Over the last several weeks, Senator Elizabeth Warren (D-MA) has been rolling out a slew of proposals aimed at fleshing out how she would lead the country, should she be elected president. Over the weekend, Warren took aim at “Big Tech,” claiming that companies like Google, Amazon, Facebook, and Apple are operating as “monopolies” that “have too much power over our economy, our society, and our democracy.”
Warren proceeded to lay out a plan to break up these companies in order to create a “more competitive” economy. The proposal has garnered a lot of attention, from critics and supporters alike. AR Intel dug through the coverage of Warren’s plan to provide you with the info you need to know about her latest attempt to reign in American business.
An Overview of Warren’s Proposal
Warren’s plan has two major tenets. First, it seeks to unwind mergers and acquisitions made by tech companies. Warren argued that too many companies have used mergers to limit competition. As such, her proposal would call for the appointment of regulators “committed to reversing illegal and anti-competitive tech mergers.” This would apply to Amazon’s purchase of Whole Foods, Google’s purchase of Waze, and Facebook’s deals for WhatsApp or Instagram. Warren advocated for breaking up these mergers because she believes it “will put pressure on big tech companies to be more responsive to user concerns, including about privacy.”
Warren’s plan would also prohibit companies from both offering and participating in the same online marketplace. The senator accused tech companies like Amazon of “using proprietary marketplaces to limit competition.” Under Warren’s proposal, legislation would be introduced to break up dual entities like Amazon Marketplace and AmazonBasics (the company’s generic brand). According to The Washington Post, the plan “could theoretically stop [Amazon] from making, selling and promoting clothes, toys or other goods alongside those same offerings from competitors on its website…” The legislation would place different types of regulations on companies depending on their size and annual revenue.

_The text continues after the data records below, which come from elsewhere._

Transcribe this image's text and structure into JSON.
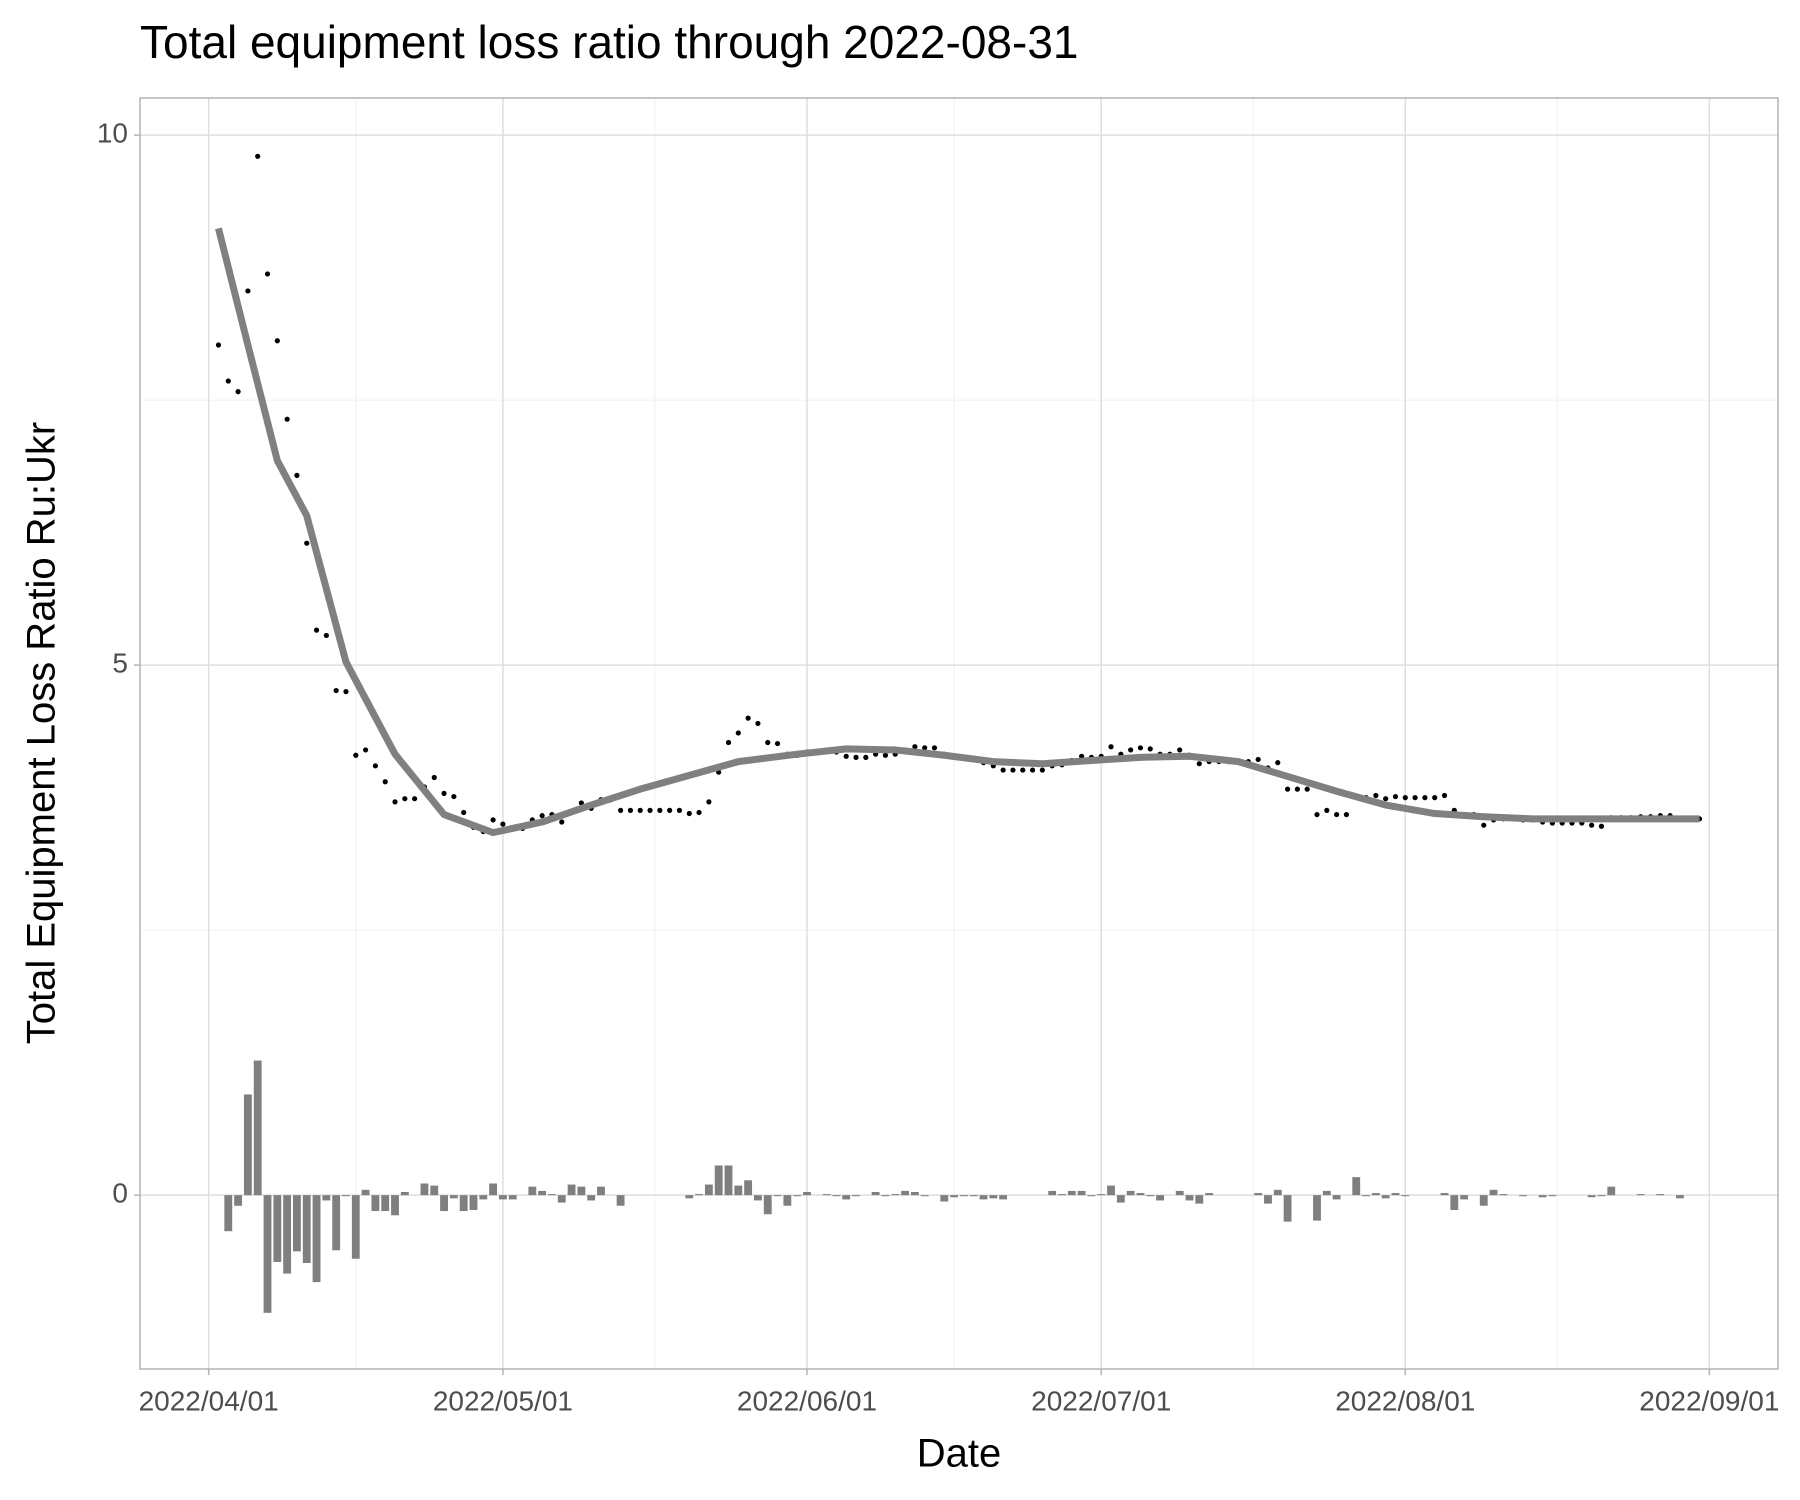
{
  "chart_data": {
    "type": "combo",
    "title": "Total equipment loss ratio through 2022-08-31",
    "x_label": "Date",
    "y_label": "Total Equipment Loss Ratio Ru:Ukr",
    "xlim": [
      "2022/03/25",
      "2022/09/08"
    ],
    "xticks": [
      "2022/04/01",
      "2022/05/01",
      "2022/06/01",
      "2022/07/01",
      "2022/08/01",
      "2022/09/01"
    ],
    "ylim": [
      -1.64,
      10.35
    ],
    "yticks": [
      0,
      5,
      10
    ],
    "grid": true,
    "x": [
      "2022/04/02",
      "2022/04/03",
      "2022/04/04",
      "2022/04/05",
      "2022/04/06",
      "2022/04/07",
      "2022/04/08",
      "2022/04/09",
      "2022/04/10",
      "2022/04/11",
      "2022/04/12",
      "2022/04/13",
      "2022/04/14",
      "2022/04/15",
      "2022/04/16",
      "2022/04/17",
      "2022/04/18",
      "2022/04/19",
      "2022/04/20",
      "2022/04/21",
      "2022/04/22",
      "2022/04/23",
      "2022/04/24",
      "2022/04/25",
      "2022/04/26",
      "2022/04/27",
      "2022/04/28",
      "2022/04/29",
      "2022/04/30",
      "2022/05/01",
      "2022/05/02",
      "2022/05/03",
      "2022/05/04",
      "2022/05/05",
      "2022/05/06",
      "2022/05/07",
      "2022/05/08",
      "2022/05/09",
      "2022/05/10",
      "2022/05/11",
      "2022/05/12",
      "2022/05/13",
      "2022/05/14",
      "2022/05/15",
      "2022/05/16",
      "2022/05/17",
      "2022/05/18",
      "2022/05/19",
      "2022/05/20",
      "2022/05/21",
      "2022/05/22",
      "2022/05/23",
      "2022/05/24",
      "2022/05/25",
      "2022/05/26",
      "2022/05/27",
      "2022/05/28",
      "2022/05/29",
      "2022/05/30",
      "2022/05/31",
      "2022/06/01",
      "2022/06/02",
      "2022/06/03",
      "2022/06/04",
      "2022/06/05",
      "2022/06/06",
      "2022/06/07",
      "2022/06/08",
      "2022/06/09",
      "2022/06/10",
      "2022/06/11",
      "2022/06/12",
      "2022/06/13",
      "2022/06/14",
      "2022/06/15",
      "2022/06/16",
      "2022/06/17",
      "2022/06/18",
      "2022/06/19",
      "2022/06/20",
      "2022/06/21",
      "2022/06/22",
      "2022/06/23",
      "2022/06/24",
      "2022/06/25",
      "2022/06/26",
      "2022/06/27",
      "2022/06/28",
      "2022/06/29",
      "2022/06/30",
      "2022/07/01",
      "2022/07/02",
      "2022/07/03",
      "2022/07/04",
      "2022/07/05",
      "2022/07/06",
      "2022/07/07",
      "2022/07/08",
      "2022/07/09",
      "2022/07/10",
      "2022/07/11",
      "2022/07/12",
      "2022/07/13",
      "2022/07/14",
      "2022/07/15",
      "2022/07/16",
      "2022/07/17",
      "2022/07/18",
      "2022/07/19",
      "2022/07/20",
      "2022/07/21",
      "2022/07/22",
      "2022/07/23",
      "2022/07/24",
      "2022/07/25",
      "2022/07/26",
      "2022/07/27",
      "2022/07/28",
      "2022/07/29",
      "2022/07/30",
      "2022/07/31",
      "2022/08/01",
      "2022/08/02",
      "2022/08/03",
      "2022/08/04",
      "2022/08/05",
      "2022/08/06",
      "2022/08/07",
      "2022/08/08",
      "2022/08/09",
      "2022/08/10",
      "2022/08/11",
      "2022/08/12",
      "2022/08/13",
      "2022/08/14",
      "2022/08/15",
      "2022/08/16",
      "2022/08/17",
      "2022/08/18",
      "2022/08/19",
      "2022/08/20",
      "2022/08/21",
      "2022/08/22",
      "2022/08/23",
      "2022/08/24",
      "2022/08/25",
      "2022/08/26",
      "2022/08/27",
      "2022/08/28",
      "2022/08/29",
      "2022/08/30",
      "2022/08/31"
    ],
    "series": [
      {
        "type": "bar",
        "color": "#7f7f7f",
        "values": [
          null,
          -0.34,
          -0.1,
          0.95,
          1.27,
          -1.11,
          -0.63,
          -0.74,
          -0.53,
          -0.64,
          -0.82,
          -0.05,
          -0.52,
          -0.01,
          -0.6,
          0.05,
          -0.15,
          -0.15,
          -0.19,
          0.03,
          0,
          0.11,
          0.09,
          -0.15,
          -0.03,
          -0.15,
          -0.14,
          -0.04,
          0.11,
          -0.04,
          -0.04,
          0,
          0.08,
          0.04,
          0.01,
          -0.07,
          0.1,
          0.08,
          -0.05,
          0.08,
          0,
          -0.1,
          0,
          0,
          0,
          0,
          0,
          0,
          -0.03,
          0.01,
          0.1,
          0.28,
          0.28,
          0.09,
          0.14,
          -0.05,
          -0.18,
          -0.01,
          -0.1,
          -0.01,
          0.03,
          0,
          0.01,
          -0.01,
          -0.04,
          -0.01,
          0,
          0.03,
          -0.01,
          0.01,
          0.04,
          0.03,
          -0.01,
          0,
          -0.06,
          -0.02,
          -0.01,
          -0.01,
          -0.04,
          -0.03,
          -0.04,
          0,
          0,
          0,
          0,
          0.04,
          0.01,
          0.04,
          0.04,
          -0.01,
          0.01,
          0.09,
          -0.07,
          0.04,
          0.02,
          -0.01,
          -0.05,
          0,
          0.04,
          -0.05,
          -0.08,
          0.02,
          0,
          0,
          0,
          0,
          0.02,
          -0.08,
          0.05,
          -0.25,
          0,
          0,
          -0.24,
          0.04,
          -0.04,
          0,
          0.17,
          -0.01,
          0.02,
          -0.03,
          0.02,
          -0.01,
          0,
          0,
          0,
          0.02,
          -0.14,
          -0.04,
          0,
          -0.1,
          0.05,
          0.01,
          0,
          -0.01,
          0,
          -0.02,
          -0.01,
          0,
          0,
          0,
          -0.02,
          -0.01,
          0.08,
          0,
          0,
          0.01,
          0,
          0.01,
          0,
          -0.03,
          0,
          0
        ]
      },
      {
        "type": "scatter",
        "color": "#000000",
        "values": [
          8.02,
          7.68,
          7.58,
          8.53,
          9.8,
          8.69,
          8.06,
          7.32,
          6.79,
          6.15,
          5.33,
          5.28,
          4.76,
          4.75,
          4.15,
          4.2,
          4.05,
          3.9,
          3.71,
          3.74,
          3.74,
          3.85,
          3.94,
          3.79,
          3.76,
          3.61,
          3.47,
          3.43,
          3.54,
          3.5,
          3.46,
          3.46,
          3.54,
          3.58,
          3.59,
          3.52,
          3.62,
          3.7,
          3.65,
          3.73,
          3.73,
          3.63,
          3.63,
          3.63,
          3.63,
          3.63,
          3.63,
          3.63,
          3.6,
          3.61,
          3.71,
          3.99,
          4.27,
          4.36,
          4.5,
          4.45,
          4.27,
          4.26,
          4.16,
          4.15,
          4.18,
          4.18,
          4.19,
          4.18,
          4.14,
          4.13,
          4.13,
          4.16,
          4.15,
          4.16,
          4.2,
          4.23,
          4.22,
          4.22,
          4.16,
          4.14,
          4.13,
          4.12,
          4.08,
          4.05,
          4.01,
          4.01,
          4.01,
          4.01,
          4.01,
          4.05,
          4.06,
          4.1,
          4.14,
          4.13,
          4.14,
          4.23,
          4.16,
          4.2,
          4.22,
          4.21,
          4.16,
          4.16,
          4.2,
          4.15,
          4.07,
          4.09,
          4.09,
          4.09,
          4.09,
          4.09,
          4.11,
          4.03,
          4.08,
          3.83,
          3.83,
          3.83,
          3.59,
          3.63,
          3.59,
          3.59,
          3.76,
          3.75,
          3.77,
          3.74,
          3.76,
          3.75,
          3.75,
          3.75,
          3.75,
          3.77,
          3.63,
          3.59,
          3.59,
          3.49,
          3.54,
          3.55,
          3.55,
          3.54,
          3.54,
          3.52,
          3.51,
          3.51,
          3.51,
          3.51,
          3.49,
          3.48,
          3.56,
          3.56,
          3.56,
          3.57,
          3.57,
          3.58,
          3.58,
          3.55,
          3.55,
          3.55
        ]
      },
      {
        "type": "line",
        "color": "#808080",
        "x": [
          "2022/04/02",
          "2022/04/05",
          "2022/04/08",
          "2022/04/11",
          "2022/04/15",
          "2022/04/20",
          "2022/04/25",
          "2022/04/30",
          "2022/05/05",
          "2022/05/10",
          "2022/05/15",
          "2022/05/20",
          "2022/05/25",
          "2022/05/31",
          "2022/06/05",
          "2022/06/10",
          "2022/06/15",
          "2022/06/20",
          "2022/06/25",
          "2022/06/30",
          "2022/07/05",
          "2022/07/10",
          "2022/07/15",
          "2022/07/20",
          "2022/07/25",
          "2022/07/30",
          "2022/08/04",
          "2022/08/09",
          "2022/08/14",
          "2022/08/19",
          "2022/08/24",
          "2022/08/31"
        ],
        "values": [
          9.12,
          8.02,
          6.93,
          6.41,
          5.03,
          4.16,
          3.59,
          3.42,
          3.52,
          3.68,
          3.83,
          3.96,
          4.09,
          4.16,
          4.21,
          4.2,
          4.15,
          4.09,
          4.07,
          4.1,
          4.13,
          4.14,
          4.09,
          3.95,
          3.81,
          3.68,
          3.6,
          3.57,
          3.55,
          3.55,
          3.55,
          3.55
        ]
      }
    ]
  }
}
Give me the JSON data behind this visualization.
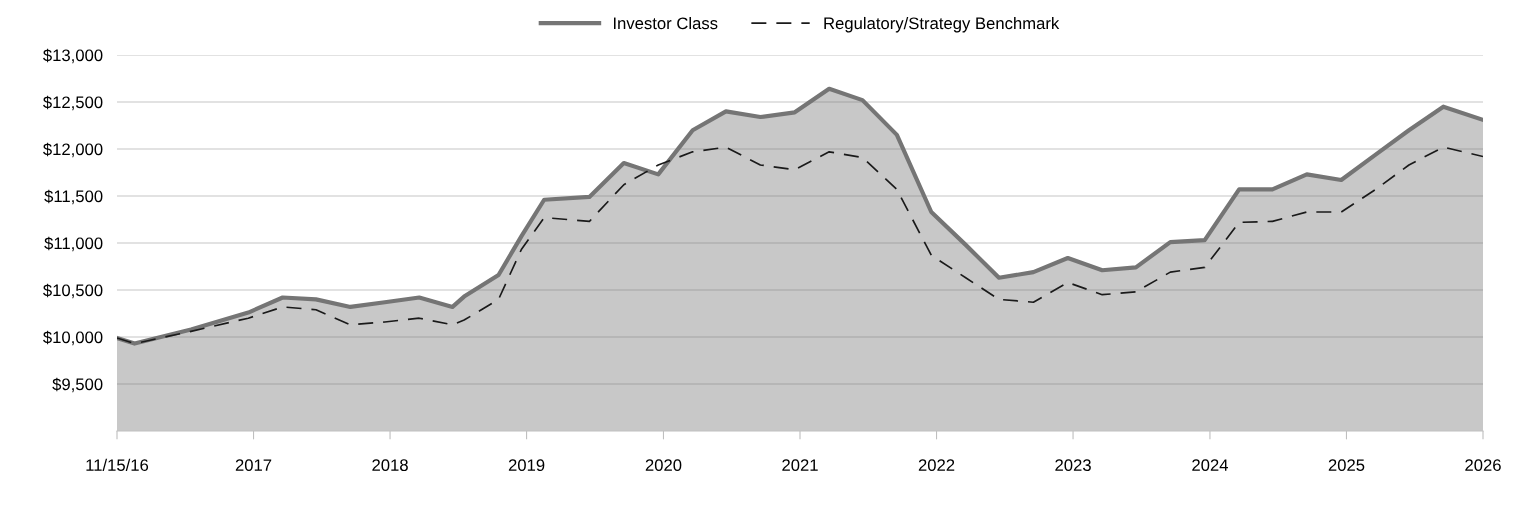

Warren’s Hypocrisy on the Issue
Despite her insistence that tech companies are destroying competition in America, Warren hasn’t had an issue accepting money from them. From 2011 through 2018, Warren accepted at least $90,000 from employees at Amazon, Google, and Facebook. In September of last year, she received $2,700 from Facebook COO, Sheryl Sandberg.
It doesn’t appear that Warren intends to stop taking money from these companies either. This week, her campaign declined to say if would reject money from big tech, and Warren herself also refused to confirm that she would do so.
What the Critics Are Saying: An Exercise in Overreach That Could Stifle Innovation
Economists, investors, and technology experts have largely panned Warren’s proposal, primarily on the grounds that it is an exercise in regulatory overreach. Carl Szabo, Vice President of NetChoice and professor of privacy law at George Mason University’s Law School, argued that Warren was “wrong in her assertion that tech markets lack competition,” adding, “[n]ever before have consumers and workers had more access to goods, services and opportunities online.”
Others have argued Warren’s plan would unnecessarily stifle innovation. Kara Nortman, a partner with the Los Angeles-based firm Upfront Ventures said the policy might have “potentially negative consequences for innovation.” Nortman pointed out, “These companies are funding massive innovation initiatives in our country. They’re creating jobs and taking risks in areas of technology development where we could potentially fall behind other countries and wind up reducing our quality of life. We’re not seeing that innovation or initiative come from the government — or that support for encouraging immigration and by extension embracing the talented foreign entrepreneurs that could develop new technologies and businesses.”
Tech Companies Are Driving Economic Growth
Warren’s attacks against tech companies ignore the impact that they have on the U.S. economy. In 2017, tech companies claimed the top five spots in the U.S. for research and development spending, investing a combined $76 billion. Amazon alone invested $22.6 billion on R&D. As Recode notes, “R&D spending is important not only as it contributes to a company’s own innovation and dominance, but also for its contribution to national productivity, accounting for about 3 percent of the GDP.” It’s also worth pointing out that in 2018, combined capital spending by Google, Amazon, Microsoft, and Facebook totaled $77.7 billion.
Americans Like Tech Companies
In many ways, Warren’s proposal seems like a solution in search of a problem. A March 2019 survey conducted by Axios and Harris Poll gauged the reputation of the 100 most visible brands in America. Amazon finished second overall and both Apple and Google earned “very good” reputations. Meanwhile, the U.S. Government, which Warren is pitching as the overseer of tech, ranked dead last in the eyes of Americans.
Although Warren may believe she is fighting for the “little guy,” in reality she is proposing additional regulations on companies widely liked by Americans that would result in higher prices and slower innovation.